For the record, I have mixed feelings about One Night in Miami. I really liked the ingredients—performances, crafts, subject matter etc—but I have a hard time with projects (theater or film) where historical figures are mainly being historical as opposed to just living their lives. It can be a fine line, and The Crown is pretty successful at walking it; Hamilton is incredibly clever at pulling it off (and being a musical helps a lot). Precisely for this reason, my favorite sections of Miami were everything when the four principals were NOT in the same place: Ali’s fights, Cooke’s performances, Malcolm with his family, Brown on that plantation.

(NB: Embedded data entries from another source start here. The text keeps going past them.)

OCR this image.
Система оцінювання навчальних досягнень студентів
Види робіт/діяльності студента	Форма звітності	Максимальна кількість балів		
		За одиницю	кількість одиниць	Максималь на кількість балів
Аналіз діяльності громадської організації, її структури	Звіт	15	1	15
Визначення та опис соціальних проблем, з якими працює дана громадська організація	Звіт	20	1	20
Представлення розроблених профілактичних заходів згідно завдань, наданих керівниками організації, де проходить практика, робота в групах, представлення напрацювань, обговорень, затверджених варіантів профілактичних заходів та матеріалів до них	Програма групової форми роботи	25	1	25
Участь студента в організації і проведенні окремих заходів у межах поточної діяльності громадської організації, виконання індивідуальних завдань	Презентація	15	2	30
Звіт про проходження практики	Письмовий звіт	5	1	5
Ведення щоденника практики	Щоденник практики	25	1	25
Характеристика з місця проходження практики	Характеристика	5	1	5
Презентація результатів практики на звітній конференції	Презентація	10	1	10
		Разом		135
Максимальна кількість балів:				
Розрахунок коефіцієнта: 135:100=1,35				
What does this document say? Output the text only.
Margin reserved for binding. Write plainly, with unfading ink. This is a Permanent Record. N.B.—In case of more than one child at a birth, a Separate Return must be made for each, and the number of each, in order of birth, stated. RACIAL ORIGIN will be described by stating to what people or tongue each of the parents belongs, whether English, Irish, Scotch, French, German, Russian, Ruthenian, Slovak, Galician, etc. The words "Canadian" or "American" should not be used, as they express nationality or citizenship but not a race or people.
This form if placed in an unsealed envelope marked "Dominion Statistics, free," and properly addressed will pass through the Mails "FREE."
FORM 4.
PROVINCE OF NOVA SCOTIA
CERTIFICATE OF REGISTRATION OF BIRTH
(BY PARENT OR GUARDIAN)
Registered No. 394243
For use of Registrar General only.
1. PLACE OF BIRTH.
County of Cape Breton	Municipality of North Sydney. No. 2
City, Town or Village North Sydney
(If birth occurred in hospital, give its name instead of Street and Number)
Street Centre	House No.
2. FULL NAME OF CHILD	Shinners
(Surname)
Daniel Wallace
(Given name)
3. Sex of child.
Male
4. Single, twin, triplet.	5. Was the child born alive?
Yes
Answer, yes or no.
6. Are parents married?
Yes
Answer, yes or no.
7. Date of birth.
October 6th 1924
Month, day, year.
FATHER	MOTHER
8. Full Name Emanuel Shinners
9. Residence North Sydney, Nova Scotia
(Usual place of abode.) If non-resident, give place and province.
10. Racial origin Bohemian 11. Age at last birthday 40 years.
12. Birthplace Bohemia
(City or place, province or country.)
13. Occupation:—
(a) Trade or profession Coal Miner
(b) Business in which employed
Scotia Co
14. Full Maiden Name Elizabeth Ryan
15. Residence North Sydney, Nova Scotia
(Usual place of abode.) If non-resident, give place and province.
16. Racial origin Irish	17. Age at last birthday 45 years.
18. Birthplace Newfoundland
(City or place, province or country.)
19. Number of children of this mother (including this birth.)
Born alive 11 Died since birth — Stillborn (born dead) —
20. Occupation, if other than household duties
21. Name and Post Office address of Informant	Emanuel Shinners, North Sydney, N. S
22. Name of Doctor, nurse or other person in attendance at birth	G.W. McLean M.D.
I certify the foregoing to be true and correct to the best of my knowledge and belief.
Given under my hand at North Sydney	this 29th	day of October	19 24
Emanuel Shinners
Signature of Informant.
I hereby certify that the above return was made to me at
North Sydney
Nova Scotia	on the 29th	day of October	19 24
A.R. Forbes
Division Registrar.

January 15, 2021 | Unregistered CommenterWorking stiff

This movie isn't about the importance of Black icons. It's about 4 Black men who in 1964 had a modicum of celebrity discussing how to harness that and use it within the Civil Rights Movement.

January 15, 2021 | Unregistered Commentermurtada

Murtada,

All due respect,

How on earth is discussing “how to harness” celebrity “and use it within the Civil Rights Movement” NOT about the importance of black icons? I’m actually confused as to how these two things, for you, are not connected in ANY way.

January 15, 2021 | Unregistered CommenterManny

Manny - my point is that when the movie takes place they weren't the icons that we know of today. They were just begining to find success and celebrity.

January 15, 2021 | Registered CommenterMurtada Elfadl

Of course. Sure.

But in the moment or retroactively or purely embedded in the meta of it all, the work speaks to their place in iconography, black or otherwise. We as the audience evaluate the history as they as characters seek to understand how they can (or already are) informing that same history.

I get what you’re saying, so let me be more specific: whether as part of the audience conversation, or implied in the characters conversing with one another, the role of black icons in US history is crucial to the narrative of One Night in Miami.

But perfectly acceptable to agree to disagree here.

January 15, 2021 | Unregistered CommenterManny

Manny - 1 , Murtz - 0

January 16, 2021 | Unregistered CommenterScorekeeper

I really miss the play adaptations they use to make back in the golden age, so i'm very happy to get not one but two stage adaptations this year.

I do agree that Ma Rainey and One Night in Miami would have make for a grrrreat back-to-back viewing at the movies !!!